A draw is one complete assignment of every latent: one \(\theta_s\) for each subject, one \(\beta_n\) (and \(\alpha_n\)) for each item. A chain is an ordered sequence of such draws,

\[\underbrace{(\theta^{(0)}, \beta^{(0)}, \alpha^{(0)})}_{\text{draw }0} \;\to\; \underbrace{(\theta^{(1)}, \beta^{(1)}, \alpha^{(1)})}_{\text{draw }1} \;\to\; \cdots \;\to\; \underbrace{(\theta^{(T)}, \beta^{(T)}, \alpha^{(T)})}_{\text{draw }T},\]

where each step takes the current state and produces the next under a transition rule designed so that the chain settles onto \(p(\theta, \beta, \alpha \mid X)\). After enough steps, the empirical distribution of draws matches the posterior, so sample averages over draws estimate posterior expectations.

# MCMC: step a Markov chain whose long-run distribution is the posterior,
# and keep the visited states as draws.
state = initial_state()

draws = []
for step in range(T):
    state = step_chain(state, model, X)
    draws.append(state)

# Stack per-step states into arrays of shape (T, S), (T, N), ...
theta_draws = stack([d.theta for d in draws])    # shape (T, S)

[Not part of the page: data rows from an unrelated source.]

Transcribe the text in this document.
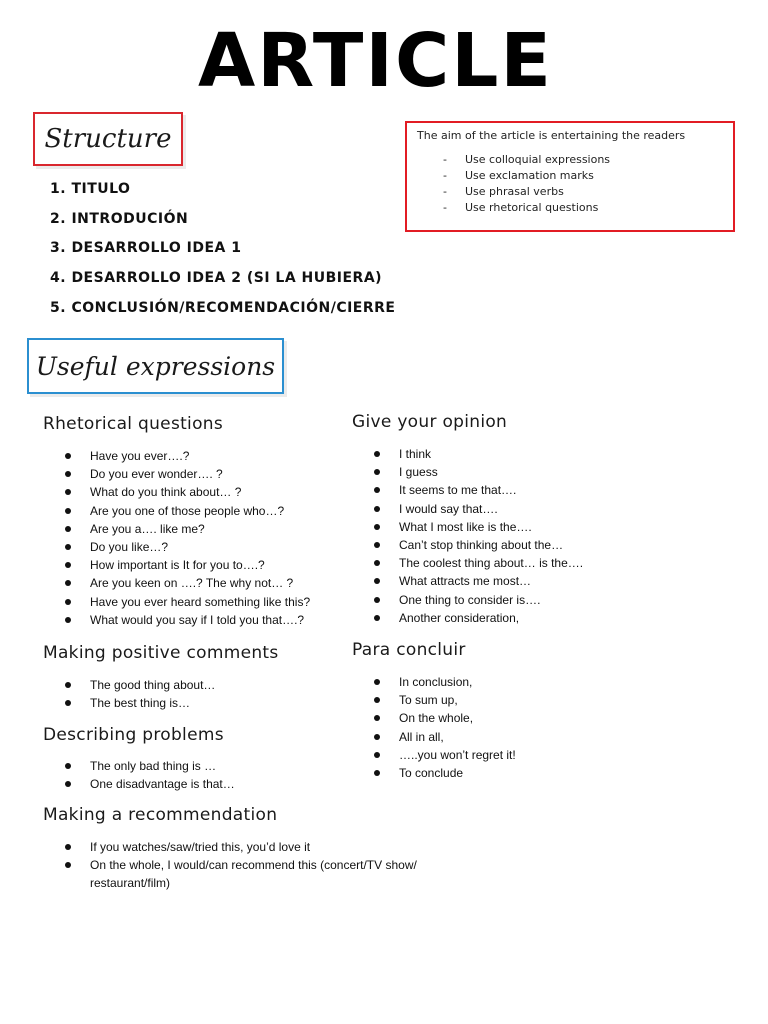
ARTICLE
Structure	The aim of the article is entertaining the readers

- Use colloquial expressions
- Use exclamation marks
- Use phrasal verbs
- Use rhetorical questions
1. TITULO
2. INTRODUCIÓN
3. DESARROLLO IDEA 1
4. DESARROLLO IDEA 2 (SI LA HUBIERA)
5. CONCLUSIÓN/RECOMENDACIÓN/CIERRE
Useful expressions
Rhetorical questions
Have you ever….?
Do you ever wonder…. ?
What do you think about… ?
Are you one of those people who…?
Are you a…. like me?
Do you like…?
How important is It for you to….?
Are you keen on ….? The why not… ?
Have you ever heard something like this?
What would you say if I told you that….?
Making positive comments
The good thing about…
The best thing is…
Describing problems
The only bad thing is …
One disadvantage is that…
Making a recommendation
If you watches/saw/tried this, you’d love it
On the whole, I would/can recommend this (concert/TV show/ restaurant/film)
Give your opinion
I think
I guess
It seems to me that….
I would say that….
What I most like is the….
Can’t stop thinking about the…
The coolest thing about… is the….
What attracts me most…
One thing to consider is….
Another consideration,
Para concluir
In conclusion,
To sum up,
On the whole,
All in all,
…..you won’t regret it!
To conclude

The kept draws are a (T, S) array of joint posterior samples. Every quantity we use downstream is read off this array as a sample average:

#	Quantity	Computed from `theta_draws`	Reads as
1	Posterior mean	`theta_draws.mean(axis=0)`	\(\hat\theta_s\), the point estimate that orders subjects
2	Credible interval	`quantile(theta_draws, [0.05, 0.95], axis=0)`, or 90% HDI	90% error bar on \(\hat\theta_s\)
3	Rank distribution	per-draw rank of each subject, then quantiles or fractions	rank CI; \(P(\text{subject } s \text{ in top-}k)\)
4	Pairwise comparison	`(theta_draws[:, :, None] > theta_draws[:, None, :]).mean(axis=0)`	\(P(\theta_s > \theta_{s'} \mid X)\)

All four are sample averages, so accuracy improves with more draws. However, before any of those averages can be trusted, two checks tell us whether the chain has actually settled onto the posterior.

The first compares chains: run several from different starting points and ask, for each latent, whether they agree. The Gelman-Rubin statistic \(\hat R\) formalises this by comparing two variances: how much one chain wanders on its own (within-chain variance), and how far the chains’ means sit from one another (between-chain variance). When the chains have mixed onto the same posterior, both numbers track the same thing, and their ratio \(\hat R\) approaches \(1\). Values above \(1.01\) mean the chains have not agreed yet, so at least one of them is still exploring.
The second check corrects for autocorrelation. Consecutive draws within one chain are not independent: each is a small perturbation of the previous, so \(T\) raw draws carry less information than \(T\) truly independent samples would. The effective sample size is the equivalent count of independent draws, \(T_\text{eff} = T / \bigl(1 + 2 \sum_k \rho_k\bigr)\), where \(\rho_k\) is the correlation between draws separated by \(k\) steps. If consecutive draws are nearly identical, those correlations stay near \(1\) for many lags and \(T_\text{eff}\) collapses far below \(T\); we want at least a few hundred per latent.

5.4. References#

[1] (1,2)

D. M. Blei, A. Kucukelbir, and J. D. McAuliffe. Variational inference: a review for statisticians. JASA, 2017. arXiv:1601.00670.